Nachdem sich die junge Frau verabschiedet hatte, blieb Stina Forss in dem Café sitzen und wählte die Telefonnummer, die sie von der Aktivistin zugesteckt bekommen hatte. Niemand nahm ab. Sie versuchte es noch einmal, diesmal mit unterdrückter Rufnummer, aber auch das blieb erfolglos. Nachdenklich tastete sie mit der Zungenspitze die Zahnzwischenräume ab. Links oben hatte sich ein Teeblatt hartnäckig festgesetzt. Sollte sie eine SMS schreiben und sich und die Situation erklären? Sie arbeitete mit der Zunge, saugte und drückte, doch das Blatt blieb, wo es war. Ihr kam eine Idee, die so naheliegend war, dass sie sofort hätte darauf kommen müssen. Sie rief Delgado an und gab die Nummer durch. Eine Minute später hatte sie Gewissheit: Es handelte sich leider nicht um einen Vertragsanschluss, sondern um eine Prepaidkarte. Was natürlich ebenso naheliegend war. Also entschied sie sich, doch eine SMS zu schicken. Noch bevor sie den ersten Satz geschrieben hatte, klingelte sie jemand an, die Nummer erkannte sie nicht. War das die Luchs -Frau, die sich von einem anderen Telefon aus meldete? Sie nahm das Gespräch an. Es war die Ärztin, die Julia behandelte. Forss musste unweigerlich an die mit Obst verzierten Gummiclogs denken.
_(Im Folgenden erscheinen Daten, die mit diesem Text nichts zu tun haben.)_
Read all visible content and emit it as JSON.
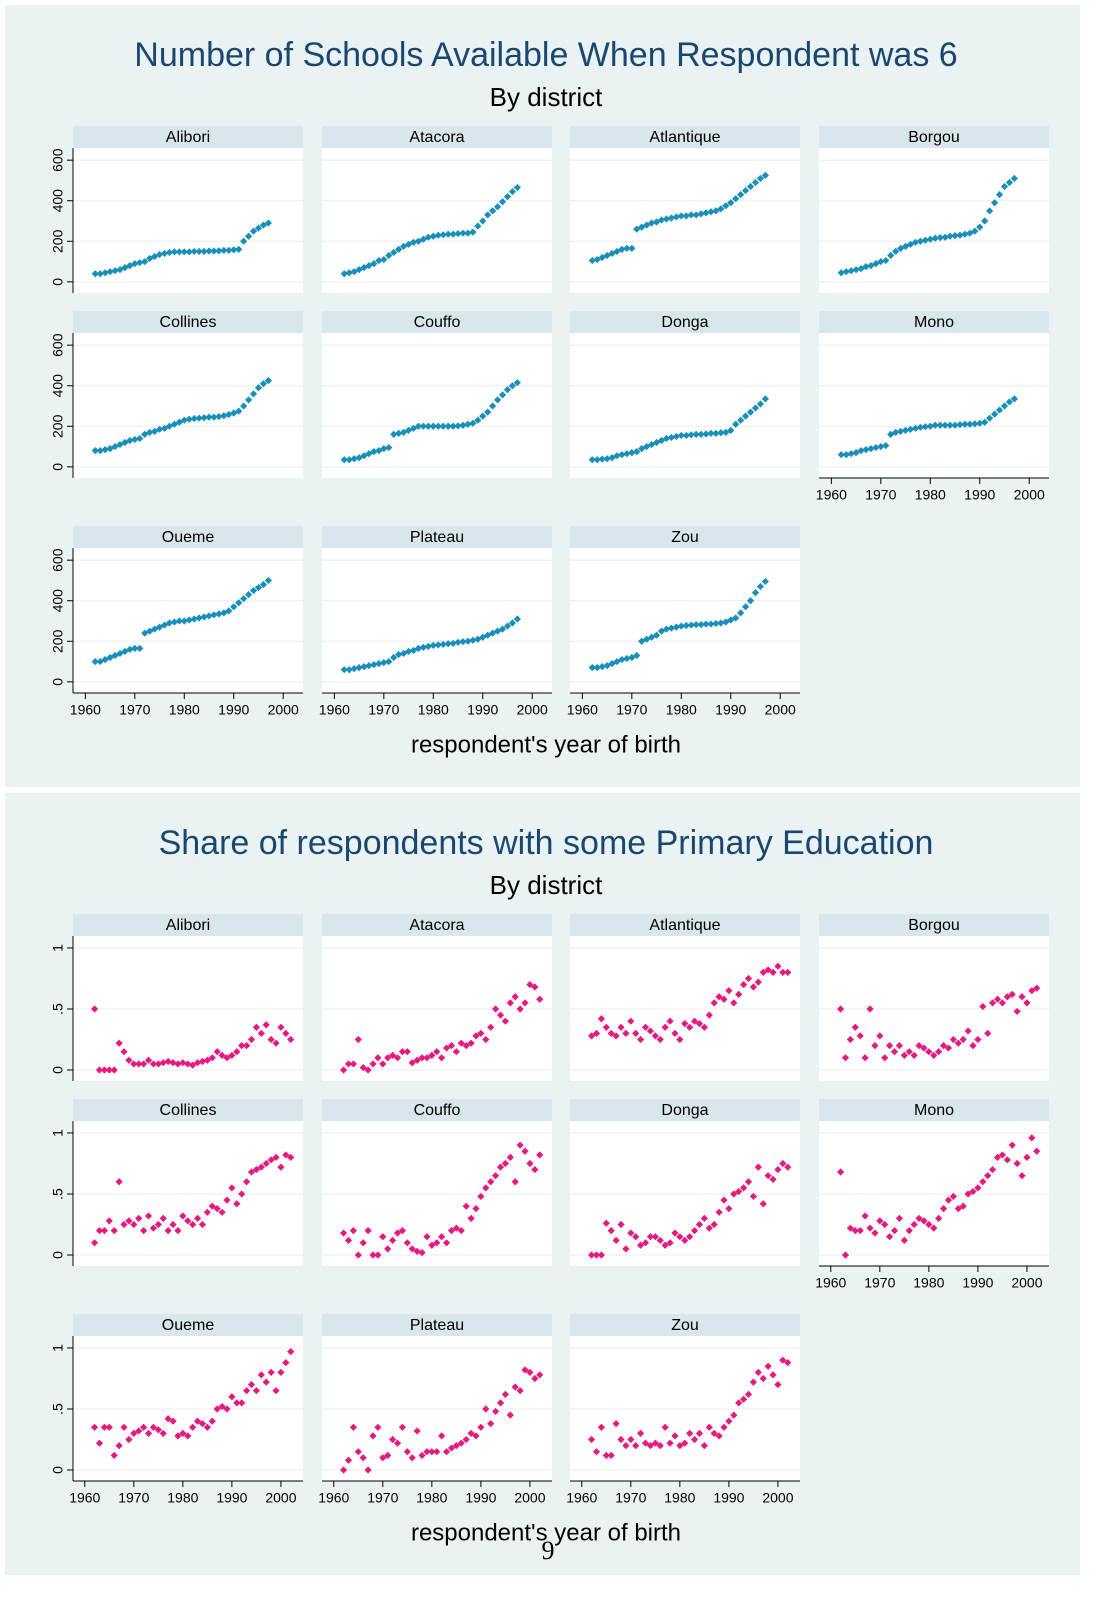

»Kannst du vorbeikommen? Ich denke, hier gibt es etwas, das du dir ansehen solltest.«

»Können wir das nicht am Telefon klären?«

»Ich weiß nicht, wie die Polizei in solchen Fällen vorgeht, aber mein Gefühl sagt mir, dass du es dir wirklich mit eigenen Augen ansehen solltest.« Sie hielt einen Moment inne. »Entschuldigung, mit eigenem Auge, meine ich natürlich.«

»Gib mir eine halbe Stunde.«

Sie schrieb ihre Nachricht zu Ende. Knappe, sachliche Sätze. Die Frau, die sich Maddy nannte, würde sich melden oder eben nicht. Rhetorische Kniffe oder psychologische Spielchen halfen da wahrscheinlich eh nicht. Achtundzwanzig Minuten später stand sie verschwitzt im Eingangsbereich der Klinik. Ein Pfleger brachte sie zu Julias Station. Die Ärztin, die gerade Mittagspause machte, legte ihren angeknabberten Apfel zur Seite und führte Forss in einen Gemeinschaftsraum, der wie eine Mischung aus Malatelier und Holz- und Tonwerkstatt eingerichtet war. An vier der acht Arbeitstische saßen Patienten, darunter Julia. Ihre Mutter war nicht anwesend. Die kleine Gruppe wurde von einem Therapeuten betreut, der einen Kittel und ebenfalls Plastikclogs trug, allerdings ohne Obstsalat. Er befand sich in einem leisen Gespräch mit einem älteren Mann, der einen großen Bogen Papier mit einem Wachsmalstift nahezu vollständig blau angemalt hatte. Sie gingen zu Julias Tisch. Das Mädchen sah kurz zu ihnen auf. Dieses Mal war Forss sich sicher, dass Julia sie wiedererkannt hatte. Etwas war in ihren Augen aufgeblitzt, eine Erinnerung, ein Echo. Das Mädchen wandte sich rasch wieder ihrem Ton zu.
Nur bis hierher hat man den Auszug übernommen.